Ellison appeared at the White House in late January with President Donald Trump, OpenAI leader Sam Altman and SoftBank Chief Executive Masayoshi Son to announce an AI infrastructure effort called Stargate. The $100 billion project — which could grow up to $500 billion over the next four years — features Oracle as an initial equity backer.
Investors were anxious for Stargate updates heading into the report.
Catz said in Oracle's press release that "we expect RPO to continue to grow rapidly — as we look forward to signing our first Stargate contract — yet another big opportunity for Oracle to expand both its AI training and AI inferencing businesses in the near future."
On the earnings call, Ellison added that "Stargate looks to be the biggest AI training project out there. And we expect that will allow us to grow our RPO even higher in the coming quarters. And we do expect our first large Stargate contract fairly soon."
Oracle Stock Analyst View On Earnings Report
Following the report, analysts appeared more focused on Oracle's commentary for future demand.
"Q3 in itself was not stellar but Q3 is a seasonally small quarter and often disappoints," wrote Barclays analyst Raimo Lenschow in a client note following the report. "What is more important for the long-term investment case is the very strong RPO growth, in our view, which does not even seem to include benefits from the large Stargate initiative, and the 15% year-over-year growth guidance for FY26 (fiscal year 2026), which both confirm the revenue acceleration story."

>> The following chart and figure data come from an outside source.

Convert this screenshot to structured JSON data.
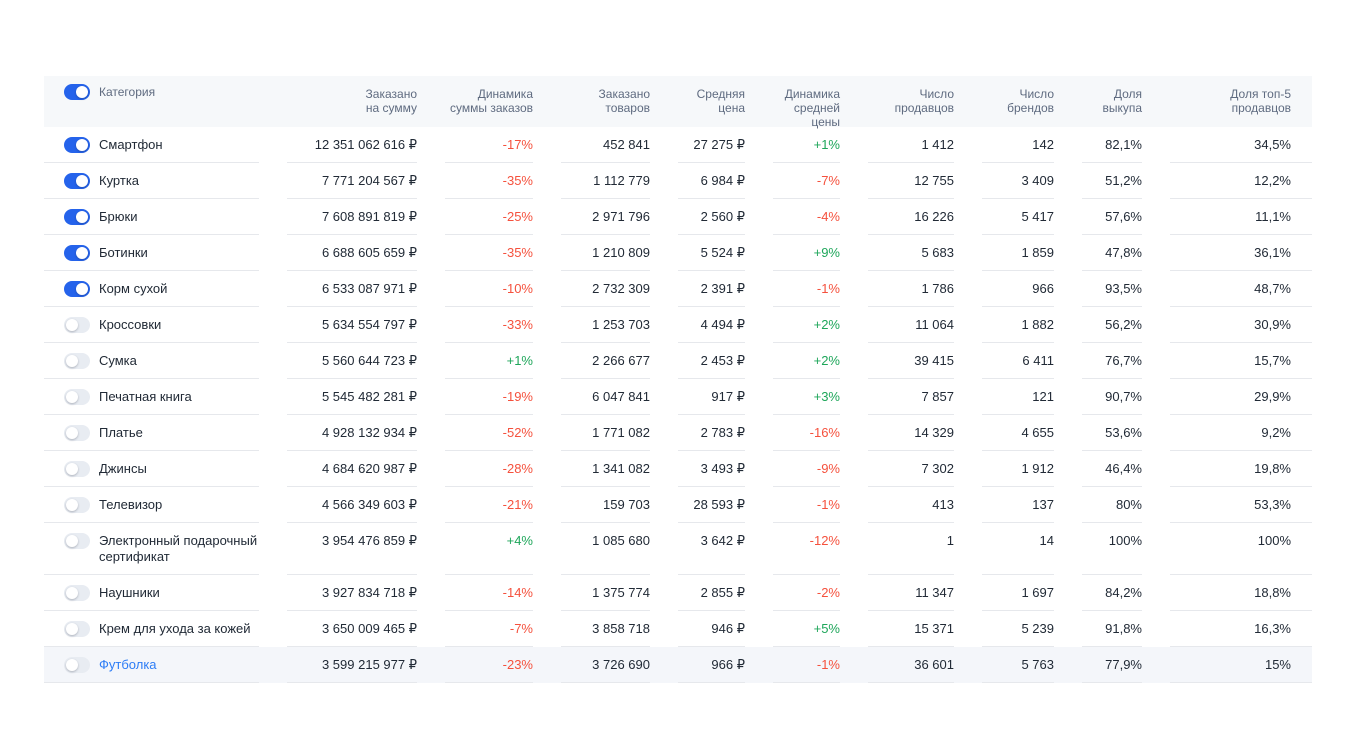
{
  "colors": {
    "accent": "#2563eb",
    "positive": "#1ea65a",
    "negative": "#f5513d",
    "header_bg": "#f6f8fa",
    "header_fg": "#5f6b80",
    "text": "#212a36",
    "divider": "#e6e8ec",
    "toggle_off": "#e8ecf2",
    "highlight_bg": "#f4f6fa",
    "link": "#2d7df6"
  },
  "table": {
    "header_toggle_on": true,
    "columns": {
      "category": {
        "label": "Категория"
      },
      "ordered_sum": {
        "label": "Заказано\nна сумму"
      },
      "sum_dynamics": {
        "label": "Динамика\nсуммы заказов"
      },
      "ordered_items": {
        "label": "Заказано товаров"
      },
      "avg_price": {
        "label": "Средняя цена"
      },
      "price_dynamics": {
        "label": "Динамика\nсредней цены"
      },
      "sellers": {
        "label": "Число продавцов"
      },
      "brands": {
        "label": "Число брендов"
      },
      "buyout_share": {
        "label": "Доля выкупа"
      },
      "top5_share": {
        "label": "Доля топ-5 продавцов"
      }
    },
    "rows": [
      {
        "category": "Смартфон",
        "enabled": true,
        "highlighted": false,
        "ordered_sum": "12 351 062 616 ₽",
        "sum_dynamics": "-17%",
        "ordered_items": "452 841",
        "avg_price": "27 275 ₽",
        "price_dynamics": "+1%",
        "sellers": "1 412",
        "brands": "142",
        "buyout_share": "82,1%",
        "top5_share": "34,5%"
      },
      {
        "category": "Куртка",
        "enabled": true,
        "highlighted": false,
        "ordered_sum": "7 771 204 567 ₽",
        "sum_dynamics": "-35%",
        "ordered_items": "1 112 779",
        "avg_price": "6 984 ₽",
        "price_dynamics": "-7%",
        "sellers": "12 755",
        "brands": "3 409",
        "buyout_share": "51,2%",
        "top5_share": "12,2%"
      },
      {
        "category": "Брюки",
        "enabled": true,
        "highlighted": false,
        "ordered_sum": "7 608 891 819 ₽",
        "sum_dynamics": "-25%",
        "ordered_items": "2 971 796",
        "avg_price": "2 560 ₽",
        "price_dynamics": "-4%",
        "sellers": "16 226",
        "brands": "5 417",
        "buyout_share": "57,6%",
        "top5_share": "11,1%"
      },
      {
        "category": "Ботинки",
        "enabled": true,
        "highlighted": false,
        "ordered_sum": "6 688 605 659 ₽",
        "sum_dynamics": "-35%",
        "ordered_items": "1 210 809",
        "avg_price": "5 524 ₽",
        "price_dynamics": "+9%",
        "sellers": "5 683",
        "brands": "1 859",
        "buyout_share": "47,8%",
        "top5_share": "36,1%"
      },
      {
        "category": "Корм сухой",
        "enabled": true,
        "highlighted": false,
        "ordered_sum": "6 533 087 971 ₽",
        "sum_dynamics": "-10%",
        "ordered_items": "2 732 309",
        "avg_price": "2 391 ₽",
        "price_dynamics": "-1%",
        "sellers": "1 786",
        "brands": "966",
        "buyout_share": "93,5%",
        "top5_share": "48,7%"
      },
      {
        "category": "Кроссовки",
        "enabled": false,
        "highlighted": false,
        "ordered_sum": "5 634 554 797 ₽",
        "sum_dynamics": "-33%",
        "ordered_items": "1 253 703",
        "avg_price": "4 494 ₽",
        "price_dynamics": "+2%",
        "sellers": "11 064",
        "brands": "1 882",
        "buyout_share": "56,2%",
        "top5_share": "30,9%"
      },
      {
        "category": "Сумка",
        "enabled": false,
        "highlighted": false,
        "ordered_sum": "5 560 644 723 ₽",
        "sum_dynamics": "+1%",
        "ordered_items": "2 266 677",
        "avg_price": "2 453 ₽",
        "price_dynamics": "+2%",
        "sellers": "39 415",
        "brands": "6 411",
        "buyout_share": "76,7%",
        "top5_share": "15,7%"
      },
      {
        "category": "Печатная книга",
        "enabled": false,
        "highlighted": false,
        "ordered_sum": "5 545 482 281 ₽",
        "sum_dynamics": "-19%",
        "ordered_items": "6 047 841",
        "avg_price": "917 ₽",
        "price_dynamics": "+3%",
        "sellers": "7 857",
        "brands": "121",
        "buyout_share": "90,7%",
        "top5_share": "29,9%"
      },
      {
        "category": "Платье",
        "enabled": false,
        "highlighted": false,
        "ordered_sum": "4 928 132 934 ₽",
        "sum_dynamics": "-52%",
        "ordered_items": "1 771 082",
        "avg_price": "2 783 ₽",
        "price_dynamics": "-16%",
        "sellers": "14 329",
        "brands": "4 655",
        "buyout_share": "53,6%",
        "top5_share": "9,2%"
      },
      {
        "category": "Джинсы",
        "enabled": false,
        "highlighted": false,
        "ordered_sum": "4 684 620 987 ₽",
        "sum_dynamics": "-28%",
        "ordered_items": "1 341 082",
        "avg_price": "3 493 ₽",
        "price_dynamics": "-9%",
        "sellers": "7 302",
        "brands": "1 912",
        "buyout_share": "46,4%",
        "top5_share": "19,8%"
      },
      {
        "category": "Телевизор",
        "enabled": false,
        "highlighted": false,
        "ordered_sum": "4 566 349 603 ₽",
        "sum_dynamics": "-21%",
        "ordered_items": "159 703",
        "avg_price": "28 593 ₽",
        "price_dynamics": "-1%",
        "sellers": "413",
        "brands": "137",
        "buyout_share": "80%",
        "top5_share": "53,3%"
      },
      {
        "category": "Электронный подарочный сертификат",
        "enabled": false,
        "highlighted": false,
        "ordered_sum": "3 954 476 859 ₽",
        "sum_dynamics": "+4%",
        "ordered_items": "1 085 680",
        "avg_price": "3 642 ₽",
        "price_dynamics": "-12%",
        "sellers": "1",
        "brands": "14",
        "buyout_share": "100%",
        "top5_share": "100%"
      },
      {
        "category": "Наушники",
        "enabled": false,
        "highlighted": false,
        "ordered_sum": "3 927 834 718 ₽",
        "sum_dynamics": "-14%",
        "ordered_items": "1 375 774",
        "avg_price": "2 855 ₽",
        "price_dynamics": "-2%",
        "sellers": "11 347",
        "brands": "1 697",
        "buyout_share": "84,2%",
        "top5_share": "18,8%"
      },
      {
        "category": "Крем для ухода за кожей",
        "enabled": false,
        "highlighted": false,
        "ordered_sum": "3 650 009 465 ₽",
        "sum_dynamics": "-7%",
        "ordered_items": "3 858 718",
        "avg_price": "946 ₽",
        "price_dynamics": "+5%",
        "sellers": "15 371",
        "brands": "5 239",
        "buyout_share": "91,8%",
        "top5_share": "16,3%"
      },
      {
        "category": "Футболка",
        "enabled": false,
        "highlighted": true,
        "ordered_sum": "3 599 215 977 ₽",
        "sum_dynamics": "-23%",
        "ordered_items": "3 726 690",
        "avg_price": "966 ₽",
        "price_dynamics": "-1%",
        "sellers": "36 601",
        "brands": "5 763",
        "buyout_share": "77,9%",
        "top5_share": "15%"
      }
    ]
  }
}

Lenschow holds a positive overweight call on Oracle stock.
"While tight data center capacity has demanded some patience from investors, we believe that as we move past some of the capacity constraints in the second half of this calendar year," wrote William Blair analyst Sebastien Naji in a client note Tuesday. Naji rates Oracle stock as outperform.
Further, Oracle said it was increasing its quarterly dividend to 50 cents per share, up from 40 cents per share.
Oracle Stock Down 10% This Year
Prior to the earnings report, Oracle fell 4% in Monday trading. Shares have lost 10.5% so far this year, not including early Tuesday's action, after Oracle stock rallied nearly 60% in 2024 for the company's biggest annual gain since 1999.
Like many stocks that benefited from last year's AI enthusiasm, Oracle stock has been hit by concerns about the returns for its large technology infrastructure investments.
Ahead of the report, Oracle stock had an IBD Composite Rating of 88 out of 99, according to IBD Stock Checkup. The score combines five separate proprietary ratings into one rating. The best growth stocks have a Composite Rating of 90 or better.
Oracle's IBD Relative Strength Rating is 78 out of 99. The RS Rating means that Oracle has outperformed 78% of all stocks in IBD's database over the past year. But the score is down from 88 just a week earlier.